Le roi Philippe de France et le roi Jean son fils les avoient perdus par hautiereté ; aussi fit le prince. Et le roi Charles de bonne mémoire les r’acquist par douceur, par largesse et par humilité. Ainsi veulent être Gascons menés. Et encore a plus fait le roi Charles, afin que l’amour s’entretienne entre ces seigneurs plus longuement et que le seigneur de Labreth lui demeure, car la sœur de sa femme, madame Isabel de Bourbon, fut donnée au seigneur de Labreth, lequel en a de beaux enfans ; et ce est la cause pour laquelle l’amour s’entretient plus longuement. Si ouïs une fois dire au seigneur de Labreth, à Paris où j’étois avecques autres seigneurs, une parole que je notai bien, mais je crois que il la dit par ébattement ; toutefois il me sembla qu’il parla par grand sens et par grand avis à un chevalier de Bretagne qui l’avoit plusieurs fois servi ; car le chevalier lui avoit demandé des besognes de son pays, et comment il se savoit contenir à être François, et il répondit ainsi : « Dieu merci ! je me porte assez bien, mais j’avois plus d’argent, aussi avoient mes gens, quand je fesois guerre pour la partie du roi d’Angleterre que je n’ai maintenant ; car quand nous chevauchions à l’aventure, ils nous sailloient en la main aucuns riches marchands de Toulouse, de Condom, de la Riole, ou de Bergerac.

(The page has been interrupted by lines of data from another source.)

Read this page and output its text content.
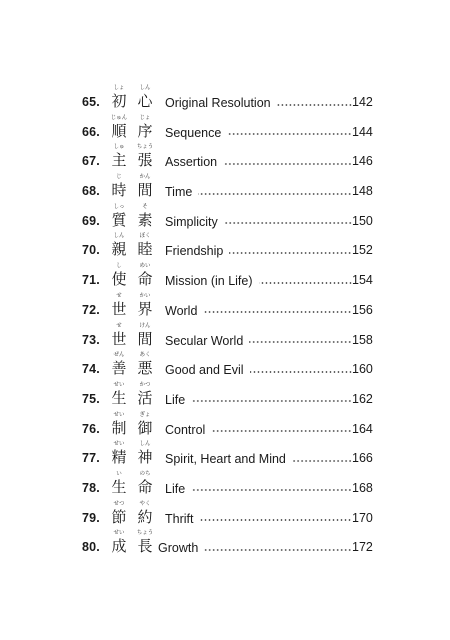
65.
しょ	しん
初 心 Original Resolution	142
66.
じゅん	じょ
順 序 Sequence	144
67.
しゅ	ちょう
主 張 Assertion	146
68.
じ	かん
時 間 Time	148
69.
しっ	そ
質 素 Simplicity	150
70.
しん	ぼく
親 睦 Friendship	152
71.
し	めい
使 命 Mission (in Life)	154
72.
せ	かい
世 界 World	156
73.
せ	けん
世 間 Secular World	158
74.
ぜん	あく
善 悪 Good and Evil	160
75.
せい	かつ
生 活 Life	162
76.
せい	ぎょ
制 御 Control	164
77.
せい	しん
精 神 Spirit, Heart and Mind	166
78.
い	のち
生 命 Life	168
79.
せつ	やく
節 約 Thrift	170
80.
せい	ちょう
成 長 Growth	172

Tous les jours nous ne faillions point que nous n’eussions quelque bonne prise dont nous estoffions nos superfluités et joliétés, et maintenant tout nous est mort. » Et le chevalier commença à rire et dit : « Monseigneur, voirement est-ce la vie des Gascons ; ils veulent volontiers sur autrui dommage. » Pourquoi je dis tantôt, qui entendis celle parole, que le sire de Labreth se repentoit près de ce que il étoit devenu François ; ainsi que le sire du Mucident qui fut pris à la bataille Aimet[1] et jura en la main du duc d’Anjou que il venroit à Paris et se tourneroit bon François[2] et demeureroit à toujours mais. Voirement vint-il à Paris et lui fit le roi Charles très bonne chère ; mais il ne lui sçut oncques tant faire que le sire de Mucident ne s’embla du roi et de Paris, et s’en retourna, sans congé prendre, en son pays ; et devint Anglois ; et rompit toutes les convenances que il avoit au duc d’Anjou. Aussi fit le sire de Rosem, le sire de Duras et le sire de Langurant. Telle est la nature des Gascons ; ils ne sont points estables, mais encore aiment-ils plus les Anglois que les

  1. Aymet est situé entre la Réole et Bergerac. La bataille d’Aymet a eu lieu en l’an 1379.
  2. Voyez le chapitre VIII du deuxième livre de Froissart.